Sunday, December 2, 2012
The Bulls Are In Charge
In last week's post, I was somewhat neutral in where I thought the market was heading, with a slight bias upward. Last week's action was very impressive; the market was overbought. Instead of crashing downward, it filled 1 of 2 gaps below and bounced higher. According to $TICK and $NYMO, and some proprietary indicators I follow, the market is still overbought (not a bad thing). It will be interesting to see if the markets dip and rebound, or just continue higher next week. Remember, there is nothing more bullish than a failed bear signal. I think we got a lot of questions answered last week. Based on the McClellan Oscillator and the Ratio Summation Index, the market should see higher highs within the next two weeks to a month. I will extensively go over the Summation Index and explain what needs to happen for the market to continue its uptrend and make higher highs. During the week I posted two charts: Aussie-Yen and Euro-Yen that are highly correlated with the US market, which say the market should be going higher. This seems to be confirming what breadth numbers are saying when interpreting the McClellan Oscillator and Summation Index. I will go over that more in-depth in this post. Finally, I will give two price targets for Apple IF the markets continue to be bullish.

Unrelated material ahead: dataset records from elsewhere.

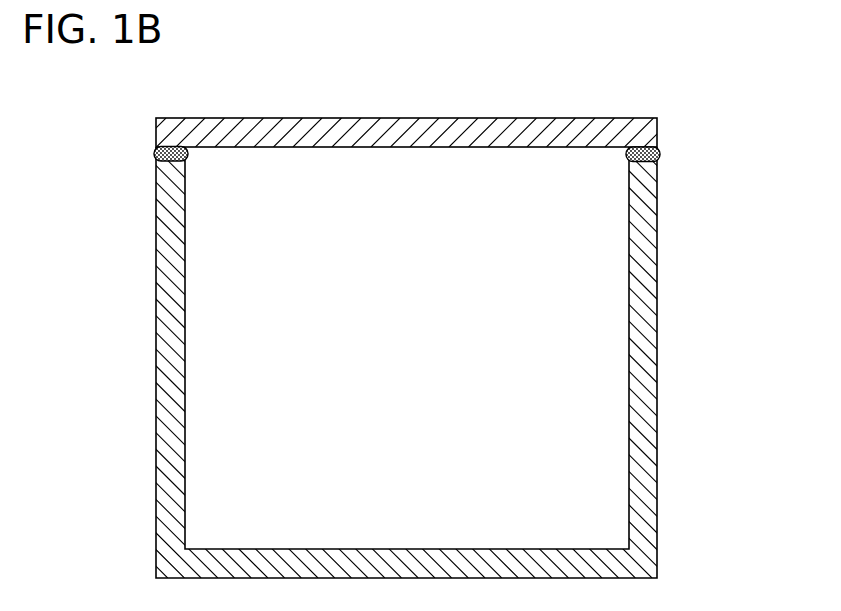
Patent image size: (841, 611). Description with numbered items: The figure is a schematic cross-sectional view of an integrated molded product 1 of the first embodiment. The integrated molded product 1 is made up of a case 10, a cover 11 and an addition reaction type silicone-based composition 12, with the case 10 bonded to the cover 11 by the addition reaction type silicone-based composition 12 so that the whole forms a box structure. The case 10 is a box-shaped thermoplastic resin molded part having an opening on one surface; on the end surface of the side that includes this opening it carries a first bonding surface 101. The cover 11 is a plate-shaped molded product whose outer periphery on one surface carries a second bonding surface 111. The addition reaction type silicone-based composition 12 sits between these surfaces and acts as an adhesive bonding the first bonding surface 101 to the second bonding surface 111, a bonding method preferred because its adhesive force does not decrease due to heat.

The integrated molded product 1 is at (613, 64).
The case 10 is at (158, 288).
The cover 11 is at (530, 138).
The addition reaction type silicone-based composition 12 is at (155, 155).
The first bonding surface 101 is at (172, 172).
The second bonding surface 111 is at (170, 142).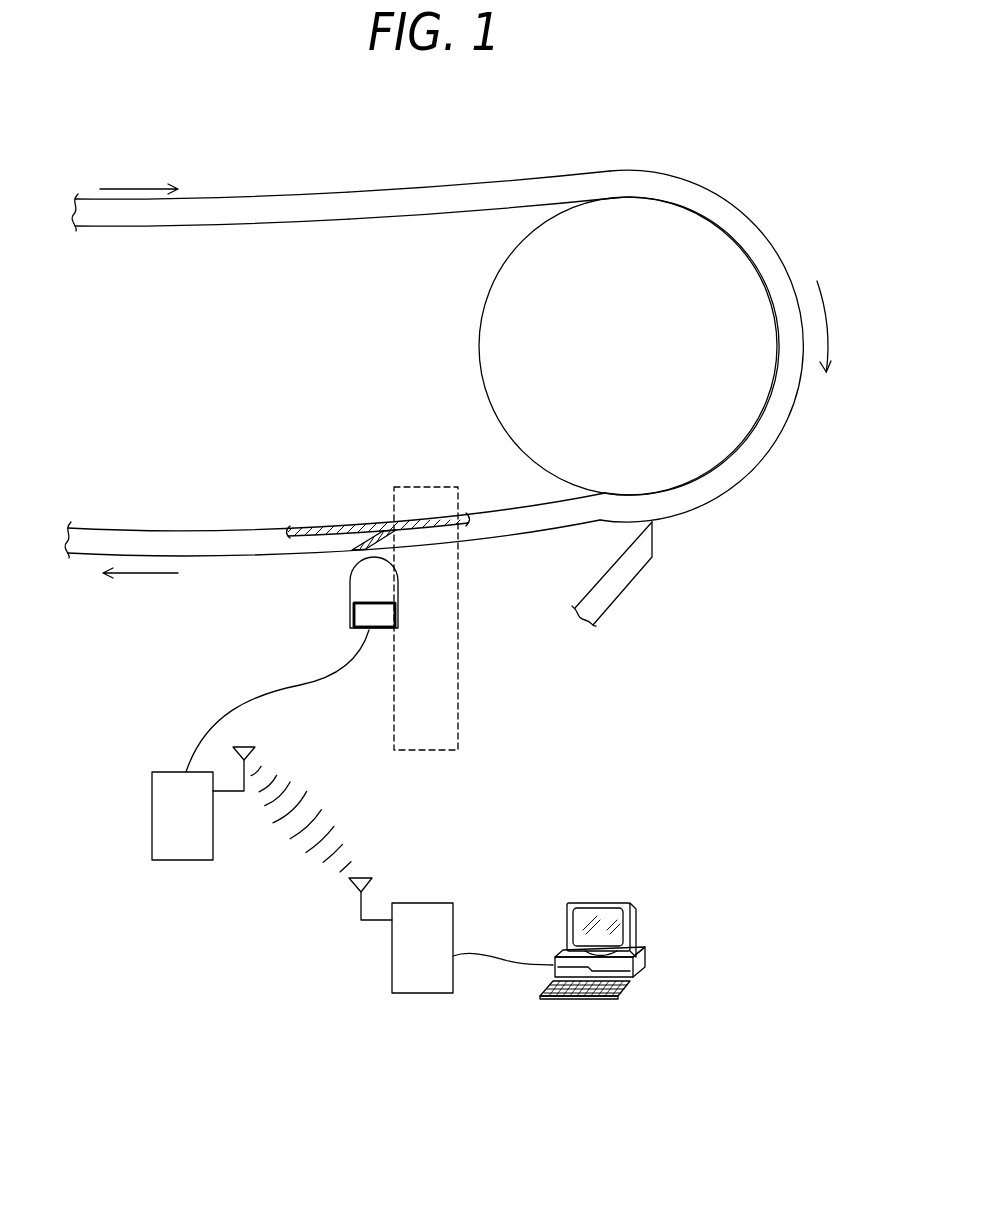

The chart below is the McClellan Oscillator. Last week I discussed how the bounce the market had in May (prior to the market crashing), failed to reach +150 (in others words just a bounce), then fell over. This time around, the McClellan Oscillator was able to make a complex overbought structure (shows strength by the bulls) above 0. The market rarely tops out when this occurs; we should see equal highs or higher highs in the intermediate term (2 weeks to a month). The higher the $NYMO goes above 150, the stronger the message by the bulls.